Author: Cat Winters
Rating: 7 out of 10
Summary (Dreaming about goodreads): Olivia Mead is a headstrong, independent girl—a suffragist—in an age that prefers its girls to be docile. It’s 1900 in Oregon, and Olivia’s father, concerned that she’s headed for trouble, convinces a stage mesmerist to try to hypnotize the rebellion out of her. But the hypnotist, an intriguing young man named Henri Reverie, gives her a terrible gift instead: she’s able to see people’s true natures, manifesting as visions of darkness and goodness, while also unable to speak her true thoughts out loud. These supernatural challenges only make Olivia more determined to speak her mind, and so she’s drawn into a dangerous relationship with the hypnotist and his mysterious motives, all while secretly fighting for the rights of women. Winters breathes new life into history once again with an atmospheric, vividly real story, including archival photos and art from the period throughout.
My Thoughts: This book was different. Even the cover was different. My copy has this weird ridged spiral (see the above pictures) over the whole cover that intrigued me. So, I judged a book by its cover...sue me (but actually don't because I don't have any money). It turned out to be a good thing that I picked up this book.
I've been getting more into these historical fiction books. They show you a world that you don't get to experience every day. Modern novels are great but why not use books to really experience something new? I felt the same about the Diviners.
Anyway, the characters. Well, I kind of hated Henri. I mean, really? You had to let this girl suffer? There was absolutely nothing that you could do? I call BS. If I were Olivia, I wouldn't have helped him. I don't think that I would have liked him very much. She seemed upset but oddly fine with the whole thing. That bothered me quite a bit. As for Olivia? I felt so bad for her. Even I was getting frustrated. Her life just wasn't fair and she couldn't even do anything about it. I thought that it was fantastic that she tried to follow the women's rights movement even though she had so little freedom and it caused her so much trouble.
This is the first book I've read with a hypnotist and a dentist in it. It was a strange combination. This is one of those bizarre book things that makes me wonder what the writer was doing or thinking about while writing this book. Winters, if you read this, I'm curious how you feel about your dentist.
However, I think that I wanted more.

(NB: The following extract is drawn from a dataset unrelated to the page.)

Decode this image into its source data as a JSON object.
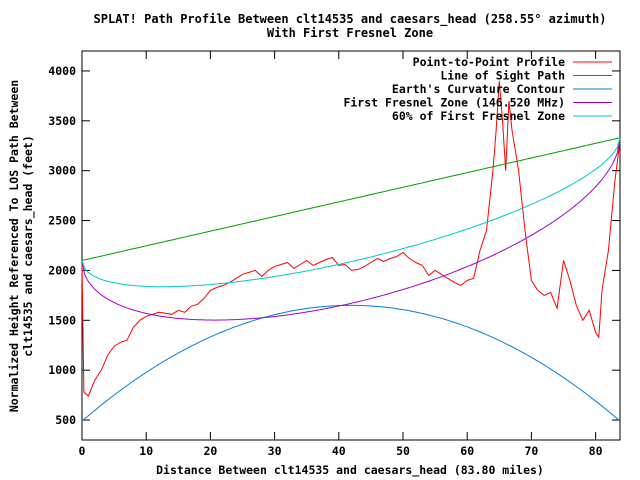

I want more interaction between Olivia and Henri and I want to get a better conclusion. It was a good ending but it left me with too many questions about everyone's future.

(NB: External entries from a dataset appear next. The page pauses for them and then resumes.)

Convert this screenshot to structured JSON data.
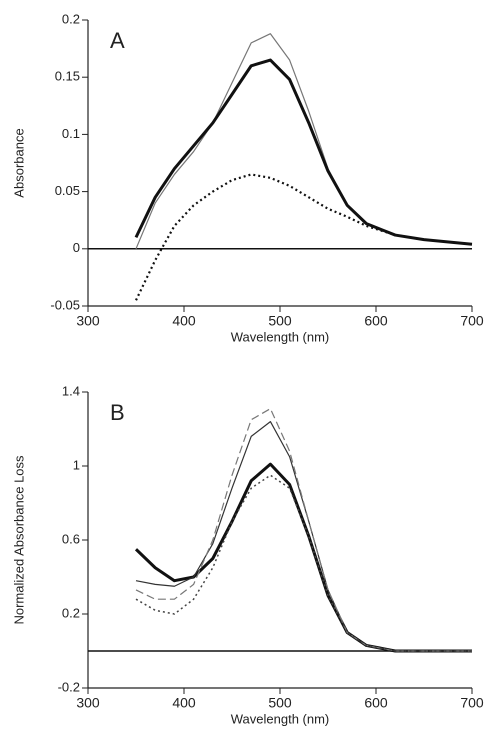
{
  "chart_data": [
    {
      "type": "line",
      "panel_label": "A",
      "xlabel": "Wavelength (nm)",
      "ylabel": "Absorbance",
      "xlim": [
        300,
        700
      ],
      "xticks": [
        300,
        400,
        500,
        600,
        700
      ],
      "ylim": [
        -0.05,
        0.2
      ],
      "yticks": [
        -0.05,
        0,
        0.05,
        0.1,
        0.15,
        0.2
      ],
      "x": [
        350,
        370,
        390,
        410,
        430,
        450,
        470,
        490,
        510,
        530,
        550,
        570,
        590,
        620,
        650,
        700
      ],
      "series": [
        {
          "color": "#777777",
          "style": "solid",
          "width": 1.2,
          "values": [
            0.0,
            0.04,
            0.065,
            0.085,
            0.11,
            0.145,
            0.18,
            0.188,
            0.165,
            0.12,
            0.07,
            0.038,
            0.022,
            0.012,
            0.008,
            0.004
          ]
        },
        {
          "color": "#111111",
          "style": "solid",
          "width": 3,
          "values": [
            0.01,
            0.045,
            0.07,
            0.09,
            0.11,
            0.135,
            0.16,
            0.165,
            0.148,
            0.11,
            0.068,
            0.038,
            0.022,
            0.012,
            0.008,
            0.004
          ]
        },
        {
          "color": "#111111",
          "style": "dotted",
          "width": 2.2,
          "values": [
            -0.045,
            -0.01,
            0.02,
            0.038,
            0.05,
            0.06,
            0.065,
            0.062,
            0.055,
            0.045,
            0.035,
            0.028,
            0.02,
            0.012,
            0.008,
            0.004
          ]
        }
      ]
    },
    {
      "type": "line",
      "panel_label": "B",
      "xlabel": "Wavelength (nm)",
      "ylabel": "Normalized Absorbance Loss",
      "xlim": [
        300,
        700
      ],
      "xticks": [
        300,
        400,
        500,
        600,
        700
      ],
      "ylim": [
        -0.2,
        1.4
      ],
      "yticks": [
        -0.2,
        0.2,
        0.6,
        1,
        1.4
      ],
      "x": [
        350,
        370,
        390,
        410,
        430,
        450,
        470,
        490,
        510,
        530,
        550,
        570,
        590,
        620,
        650,
        700
      ],
      "series": [
        {
          "color": "#111111",
          "style": "solid",
          "width": 3,
          "values": [
            0.55,
            0.45,
            0.38,
            0.4,
            0.5,
            0.7,
            0.92,
            1.01,
            0.9,
            0.62,
            0.3,
            0.1,
            0.03,
            0.0,
            0.0,
            0.0
          ]
        },
        {
          "color": "#333333",
          "style": "solid",
          "width": 1.2,
          "values": [
            0.38,
            0.36,
            0.35,
            0.4,
            0.58,
            0.88,
            1.16,
            1.24,
            1.05,
            0.7,
            0.33,
            0.1,
            0.03,
            0.0,
            0.0,
            0.0
          ]
        },
        {
          "color": "#777777",
          "style": "dashed",
          "width": 1.2,
          "values": [
            0.33,
            0.28,
            0.28,
            0.36,
            0.6,
            0.95,
            1.25,
            1.31,
            1.08,
            0.7,
            0.33,
            0.1,
            0.03,
            0.0,
            0.0,
            0.0
          ]
        },
        {
          "color": "#444444",
          "style": "dotted",
          "width": 1.5,
          "values": [
            0.28,
            0.22,
            0.2,
            0.28,
            0.45,
            0.7,
            0.88,
            0.95,
            0.88,
            0.62,
            0.3,
            0.1,
            0.03,
            0.0,
            0.0,
            0.0
          ]
        }
      ]
    }
  ]
}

So: I thought this book was great. I enjoyed the uniqueness and the struggle that Olivia was facing. I've never read books about the women's rights movement or dentists or hypnotists and I haven't read much that takes place in the 1900's. All of these things together made for a special experience. Winters spins a wonderful tale with A+ writing and attention to detail. I would read this book again in a second.
I think I will keep an eye out for Winters' other novels.